Why Cloud-Native Applications Need Cloud-Native Security
Today's developers and the enterprises they work for must prioritize security in order to reap the speed and feature benefits these applications and new architectures provide.
The rise of cloud-native application architectures — and the deployment speeds they enable — are forcing many organizations to prioritize new features and functionalities over security. However, compromises that make security a low priority expose these organizations to greater risk.
Recent discoveries of API vulnerabilities and the commonplace nature of generic container configurations, for example, have combined to make modern applications highly susceptible to attacks. Enterprises cannot afford to let application security be an afterthought.
Unlike traditional applications that consisted of a single workload and required additional resources to ensure speed, today's cloud-native applications are mostly microservices-based. There are probably as many perceptions on the exact definition of the word "microservice" as there are development teams working on modern applications. Typically, however, these types of applications are broken in such a way that each individual microservice can scale independently of the others.
If you need the application to go faster, you add more instances of the microservice that is currently acting as a bottleneck. This approach works well — except for the high likelihood of risk exposure by human error.
Cloud-Native Vulnerability
It is bound to happen. Human beings, especially when working quickly to meet deadlines, make bad judgment calls. Despite warnings, employees will continue to copy and paste blindly from Stack Exchange, make microservices out of random applications found on GitHub, and even automate these microservices to regularly pull code from a repository maintained by an unknown and only questionably trustworthy third party that the developer in question has never met, or even conversed with.
Even in instances when all code is written in-house, removing the risk of third-party actors, the distributed nature of a microservices-based application means that each component can be "owned" by a different team. Communication barriers between teams can lead to all sorts of problems, among them a lack of coordination regarding testing, quality assurance, and even the resolution of vulnerabilities in the application.
A single cloud-native application can consist of thousands of workloads spread across multiple infrastructures. There can be individual microservices in on-premises data centers, multiple public clouds, edge data centers, and, eventually, in network locations we have yet to develop.
Each developer — and each team of developers — knows how to solve different problems. What they work on determines their focus and shapes their experience. Even if every team were to somehow make their own piece of the larger application "secure," from an internal code perspective, that microservice needs to communicate with others, and that communication is a point of vulnerability.
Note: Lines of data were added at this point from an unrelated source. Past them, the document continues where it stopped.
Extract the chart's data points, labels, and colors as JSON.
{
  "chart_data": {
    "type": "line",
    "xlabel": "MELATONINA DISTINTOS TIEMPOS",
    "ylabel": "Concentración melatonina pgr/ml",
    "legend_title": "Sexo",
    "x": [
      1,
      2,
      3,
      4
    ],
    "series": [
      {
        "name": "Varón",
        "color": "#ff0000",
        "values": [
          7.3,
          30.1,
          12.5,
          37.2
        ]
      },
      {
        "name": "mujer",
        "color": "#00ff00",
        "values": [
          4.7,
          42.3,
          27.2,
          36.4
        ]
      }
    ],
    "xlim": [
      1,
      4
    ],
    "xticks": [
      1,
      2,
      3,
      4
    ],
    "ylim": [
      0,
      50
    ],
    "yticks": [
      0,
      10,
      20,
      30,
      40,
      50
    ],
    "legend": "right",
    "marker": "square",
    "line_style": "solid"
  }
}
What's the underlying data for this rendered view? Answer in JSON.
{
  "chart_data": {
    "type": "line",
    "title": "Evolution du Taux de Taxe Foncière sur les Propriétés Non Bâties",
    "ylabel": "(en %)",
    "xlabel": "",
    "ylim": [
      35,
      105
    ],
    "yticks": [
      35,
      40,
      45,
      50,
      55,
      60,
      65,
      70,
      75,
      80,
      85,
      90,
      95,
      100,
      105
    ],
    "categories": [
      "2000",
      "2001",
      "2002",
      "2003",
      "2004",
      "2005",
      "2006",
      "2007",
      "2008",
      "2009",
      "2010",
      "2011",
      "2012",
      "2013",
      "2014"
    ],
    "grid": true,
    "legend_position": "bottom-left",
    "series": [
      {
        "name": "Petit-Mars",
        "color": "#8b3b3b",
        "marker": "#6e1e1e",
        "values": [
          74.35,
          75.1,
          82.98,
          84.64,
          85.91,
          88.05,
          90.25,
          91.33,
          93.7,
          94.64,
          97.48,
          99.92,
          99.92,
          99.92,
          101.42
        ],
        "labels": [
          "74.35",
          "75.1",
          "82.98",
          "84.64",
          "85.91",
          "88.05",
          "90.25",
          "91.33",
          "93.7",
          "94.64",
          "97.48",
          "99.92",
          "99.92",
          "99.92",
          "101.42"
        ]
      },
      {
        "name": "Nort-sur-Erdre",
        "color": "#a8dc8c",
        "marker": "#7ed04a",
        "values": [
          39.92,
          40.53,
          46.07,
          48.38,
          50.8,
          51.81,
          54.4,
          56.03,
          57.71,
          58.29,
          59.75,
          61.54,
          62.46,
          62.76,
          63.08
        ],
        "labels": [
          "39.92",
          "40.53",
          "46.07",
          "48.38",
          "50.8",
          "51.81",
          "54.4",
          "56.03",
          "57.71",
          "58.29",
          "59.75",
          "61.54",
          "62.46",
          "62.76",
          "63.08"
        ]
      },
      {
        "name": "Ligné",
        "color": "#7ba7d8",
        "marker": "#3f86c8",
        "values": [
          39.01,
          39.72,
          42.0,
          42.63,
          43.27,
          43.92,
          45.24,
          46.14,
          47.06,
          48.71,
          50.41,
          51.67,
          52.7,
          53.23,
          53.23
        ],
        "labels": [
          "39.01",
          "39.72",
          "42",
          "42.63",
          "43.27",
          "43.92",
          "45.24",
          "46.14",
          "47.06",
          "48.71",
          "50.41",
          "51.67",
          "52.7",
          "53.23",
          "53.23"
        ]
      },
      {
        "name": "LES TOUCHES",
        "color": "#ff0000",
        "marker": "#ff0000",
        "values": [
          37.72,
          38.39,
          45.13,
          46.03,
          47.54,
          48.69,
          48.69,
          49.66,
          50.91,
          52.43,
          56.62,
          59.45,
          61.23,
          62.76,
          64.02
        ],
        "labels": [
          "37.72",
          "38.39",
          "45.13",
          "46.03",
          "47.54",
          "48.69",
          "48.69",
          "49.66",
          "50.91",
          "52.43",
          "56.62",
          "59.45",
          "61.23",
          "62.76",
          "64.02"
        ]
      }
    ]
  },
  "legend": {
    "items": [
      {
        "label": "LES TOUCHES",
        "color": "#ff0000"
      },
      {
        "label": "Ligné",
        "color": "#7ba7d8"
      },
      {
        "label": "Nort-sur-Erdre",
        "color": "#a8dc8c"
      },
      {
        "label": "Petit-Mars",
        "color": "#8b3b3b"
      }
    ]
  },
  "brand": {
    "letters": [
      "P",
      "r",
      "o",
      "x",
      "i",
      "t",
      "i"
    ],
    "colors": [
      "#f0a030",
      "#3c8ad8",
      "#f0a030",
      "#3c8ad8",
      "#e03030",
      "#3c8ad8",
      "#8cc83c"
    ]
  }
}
The bad guys — and even paying customers — are well known for doing things to applications that developers simply didn't anticipate, often creating vulnerabilities in implementation and execution that aren't visible with a simple code revision. In addition, each infrastructure applications can run on has a different security model, with different controls to be learned. Every difference is scope for further vulnerability in implementation.
This all sounds super scary. But cloud-native applications evolved for a reason. They solve very real problems and are not going away, creating a serious need to secure them. So, what can we do?
Learn, Adapt, Implement
We might call an assemblage of thousands of interoperating workloads a single application, but that doesn't mean that it is one. A cloud-native "application" is, in fact, a whole bunch of individual applications that are stitched together with automation orchestration — and a demographically disproportionate amount of caffeine.
Each and every microservice template (from which the multitude of instances are spawned) needs to be treated like its own application, when considering patching and code sourcing. It needs to be regularly updated, code must come from only known-good places and any changes in code should be tested before being allowed into production. That includes changes made to third-party repositories.
But each microservice instance — or in the worst case, group of similar instances on a single host or pod — needs to be treated like an application to ensure security. Data that flows in and out needs to be analyzed, baselined, and monitored for unexpected deviations.
Dependency management and copy data management applications can help with the template herding, but securing running instances means existing network security defenses — firewalls, advanced threat protection, command-and-control sensing, and so forth — all need to get smaller. They need to fit in containers and be able to run alongside microservices. They need to be as easy to automate and orchestrate as the microservices they defend.
The important part here, however, is that there needs to be more than just the bare-bones firewall offered up at the edge of every virtual data center a public cloud provides. Just as lateral movement can occur when an application in a traditional, on-premises data center is compromised, lateral movement can occur within an application (or at least within the portions of the application that live in that virtual data centers) when one of its microservices is compromised.
Today's cloud-native developers and the enterprises they work for need to prioritize security in order to reap the speed and feature benefits these applications and new architectures provide.